Inglewood's Kida explains his ascent to working with Busta Rhymes, 9th Wonder and the Dirty District, as the unsigned act hopes to soar to newer heights.

Coming from Inglewood in an environment riddled with crime and drugs, Kida considered music as his avenue to escape and better his future. He was right in doing so. Kida is already being courted by various labels, but he’s in no rush as he remains inspired in his current artistry.”

Kida acquired the skills of instrumentation as he learned to play in the band and take those lessons into the Rap world. It plainly worked in his favor, because it’s not very often that an unsigned artist gets to work with Busta Rhymes, DJ Khalil, Jake One, 9th Wonder, Slum Village, !llmind, Young RJ, Don Cannon. Kida continues to bring his concepts to life via the booth and doesn’t treat the industry like it’s better to be safe than sorry.”

From St. Louis to Cali: “As far as my speech pattern, I did have the stereotypical St. Louis accent. But I’ve been in California since I was 12, so it’s long gone by now. So that aspect has not been incorporated into my music. I don’t feel me being from a couple of different areas affects my content or versatility, which helps my music.”

Working with the majors: “It’s been a blessing to me, because technically I’m not considered a mainstream artist. It helps shape me as an artist who they respect for my music, and I respect them as well. It’s a beautiful connection that I was fortunate to be a part of.”

History of instrumentation: “I actually read music. I have a very deep band background. I was in the band from elementary through high school. I actually had a scholarship on the table from USC for the band. I play the trumpet and drums. I self taught myself the piano as well. I actually perform with an eight or nine piece band plus a deejay for my shows. I’m all about showmanship, and having a band lets me do that for my music.”

Working with the original Roc-A-fella: “I worked with Roc-A-Fella, and it was a situation of my learning the business and paying my dues. I worked directly with Dame [Dash], and I learned a lot. He’s a great dude. Even though a was only a street promoter, he didn’t treat me like I was less than an artist. That situation taught me the meaning of hustle. I think it’s great that Dame will be re-launching Roc-A-Fella. He’s a great businessman, and I know he’s going to deliver. I know he’s working with Curren$y, and I think he’s going to be able to make great things happen again.”

Getting offered a record deal by Suge Knight: “Yeah, I actually had the opportunity because his wife played my demo for him in his limo when he had gotten out of jail. So he heard it immediately and liked it. I got a call that night saying come to the studio and we met. He was a genuine dude. Suge offered me a deal, but after speaking to my lawyers and having them look over the contract it just wasn’t in my best interest to sign. But I still appreciate the offer.”

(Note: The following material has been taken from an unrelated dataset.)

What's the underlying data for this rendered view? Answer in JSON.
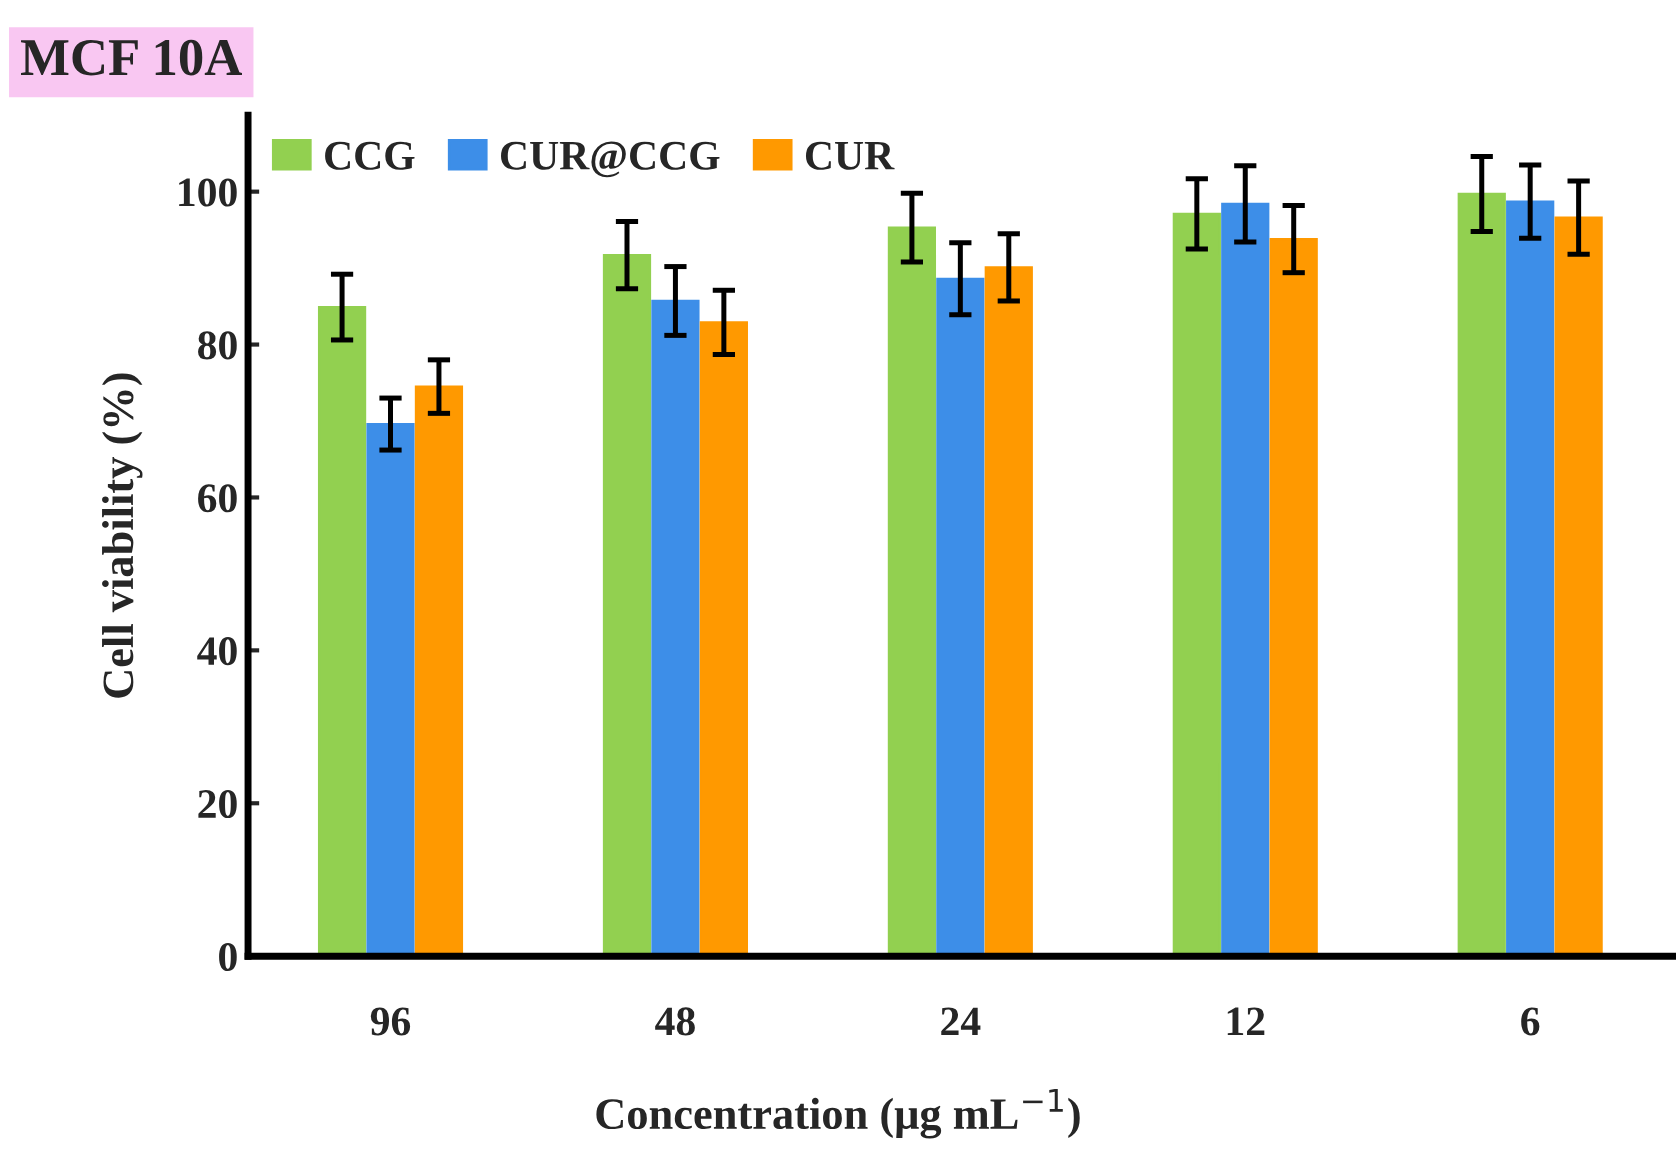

Current projects: “I released my breakthrough street album called The Endemic I have a lot of producers on it and I’m getting some good feed back on the leaks so far. Than on Valentine’s Day, I put out The Endemic: The Ladies Version. Then I put together the project called Who Is Kida. I just dropped my new album, Chairman of the Board. What I did with this one was go back about a decade and show people that I could still be relevant over and the sound of the 90’s. The feedback has been amazing with that one. Right now I’m just concentrating on putting out a full length LP and we’re working hard at that.”